The level of the basal ganglia is the best level for the assessment of GWR [8, 9], consistent with the known sensitivity of the basal ganglia to injurious stimuli due to their high metabolic activity and their location within the boundary zones of perfusion. However, Wu et al. [20] reported that edema throughout the brain increases the likelihood of mortality relative to edema in a single region. We measured the GWR at the levels of the basal ganglia and the cerebrum. The GWR varied dependently of each other. The cerebrum GWR was lower on average than the basal ganglia GWR, suggesting that the cerebrum was more prone to edema than the basal ganglia. We also calculated the average of the two GWRs, and this average had the strongest predictive power. These results suggest that the determination of the GWRs of various regions in the whole brain may aid in the prediction of neurological outcomes after cardiac arrest.

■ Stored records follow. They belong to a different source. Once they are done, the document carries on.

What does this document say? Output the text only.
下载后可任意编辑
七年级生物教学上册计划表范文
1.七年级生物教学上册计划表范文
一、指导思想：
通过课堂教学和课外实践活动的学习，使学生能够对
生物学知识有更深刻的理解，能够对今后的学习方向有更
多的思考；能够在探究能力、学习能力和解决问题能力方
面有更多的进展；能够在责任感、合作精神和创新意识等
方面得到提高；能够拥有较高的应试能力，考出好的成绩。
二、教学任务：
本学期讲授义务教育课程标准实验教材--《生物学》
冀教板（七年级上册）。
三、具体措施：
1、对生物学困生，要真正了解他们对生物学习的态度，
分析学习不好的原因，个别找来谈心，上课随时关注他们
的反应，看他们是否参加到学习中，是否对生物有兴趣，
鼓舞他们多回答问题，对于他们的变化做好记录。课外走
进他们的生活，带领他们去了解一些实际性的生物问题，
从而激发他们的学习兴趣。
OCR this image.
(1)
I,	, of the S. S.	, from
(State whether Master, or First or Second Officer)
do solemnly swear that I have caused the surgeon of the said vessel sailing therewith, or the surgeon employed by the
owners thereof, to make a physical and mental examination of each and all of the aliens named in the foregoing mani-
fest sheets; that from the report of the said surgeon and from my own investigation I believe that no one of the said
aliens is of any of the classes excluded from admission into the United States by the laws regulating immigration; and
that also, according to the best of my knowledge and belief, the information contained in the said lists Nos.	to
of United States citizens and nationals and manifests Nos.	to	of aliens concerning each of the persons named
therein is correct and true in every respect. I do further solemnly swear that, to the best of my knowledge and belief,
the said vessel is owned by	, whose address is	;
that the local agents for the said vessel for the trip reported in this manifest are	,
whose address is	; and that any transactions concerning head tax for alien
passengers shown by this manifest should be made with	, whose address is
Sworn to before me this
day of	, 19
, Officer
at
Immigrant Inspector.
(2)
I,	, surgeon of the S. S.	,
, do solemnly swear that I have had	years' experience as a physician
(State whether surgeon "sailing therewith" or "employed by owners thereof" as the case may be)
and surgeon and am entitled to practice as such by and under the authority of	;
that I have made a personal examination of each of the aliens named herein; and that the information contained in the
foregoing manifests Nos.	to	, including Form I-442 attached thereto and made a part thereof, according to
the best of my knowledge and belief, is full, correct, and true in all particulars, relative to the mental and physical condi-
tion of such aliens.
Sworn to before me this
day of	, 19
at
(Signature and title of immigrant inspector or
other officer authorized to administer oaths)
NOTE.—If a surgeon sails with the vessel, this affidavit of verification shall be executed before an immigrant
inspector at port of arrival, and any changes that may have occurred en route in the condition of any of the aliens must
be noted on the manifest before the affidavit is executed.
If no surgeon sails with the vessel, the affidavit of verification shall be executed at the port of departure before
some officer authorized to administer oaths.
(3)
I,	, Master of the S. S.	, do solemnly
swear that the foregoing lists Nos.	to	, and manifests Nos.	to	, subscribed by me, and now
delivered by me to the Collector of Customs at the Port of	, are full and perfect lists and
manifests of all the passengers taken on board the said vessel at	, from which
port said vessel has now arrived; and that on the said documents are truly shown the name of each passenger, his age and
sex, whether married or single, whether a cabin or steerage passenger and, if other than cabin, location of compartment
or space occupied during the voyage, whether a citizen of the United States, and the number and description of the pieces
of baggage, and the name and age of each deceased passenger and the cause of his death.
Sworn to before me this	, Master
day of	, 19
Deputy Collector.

This study suffers from several limitations. First, this study was retrospective. Second, the sample of 51 survivors included in this study may not be sufficiently large to achieve high statistical power. Third, patients who did not undergo CT scans were excluded despite the use of therapeutic hypothermia treatment, and this exclusion may have resulted in selection bias and thus influenced the results. Fourth, our cutoff value was statistically significant to determine prognosis, but the sensitivity was low. The prognostic power was not sufficient to predict outcomes. The prognosis was also difficult to predict using the CT results alone. Finally, we did not consider differences in the time between collapse and the CT scans or the different etiologies of arrest, such as cardiac, respiratory and others, in our patients. Some investigators have reported that the time between arrest and the CT scan is not related to the GWR or the attenuation values for any brain region, but the impact of variations in this duration cannot be disregarded. Therefore, a well-designed prospective study using a larger number of patients is required to confirm the GWR cutoff value for the prediction of poor neurological outcomes.

Conclusion

Our study demonstrated that a low GWR, as determined from immediate brain CT scans in patients treated with therapeutic hypothermia after ROSC, was associated with a poor neurological outcome. And the GWR is very attractive for early outcome prediction because many hospitals treat OHCA patients but not all of them have a specialized neurology service for electrophysiological testing and interpretation of clinical findings. It may be helpful to develop an early prognostic model for cardiac arrest patients treated with therapeutic hypothermia.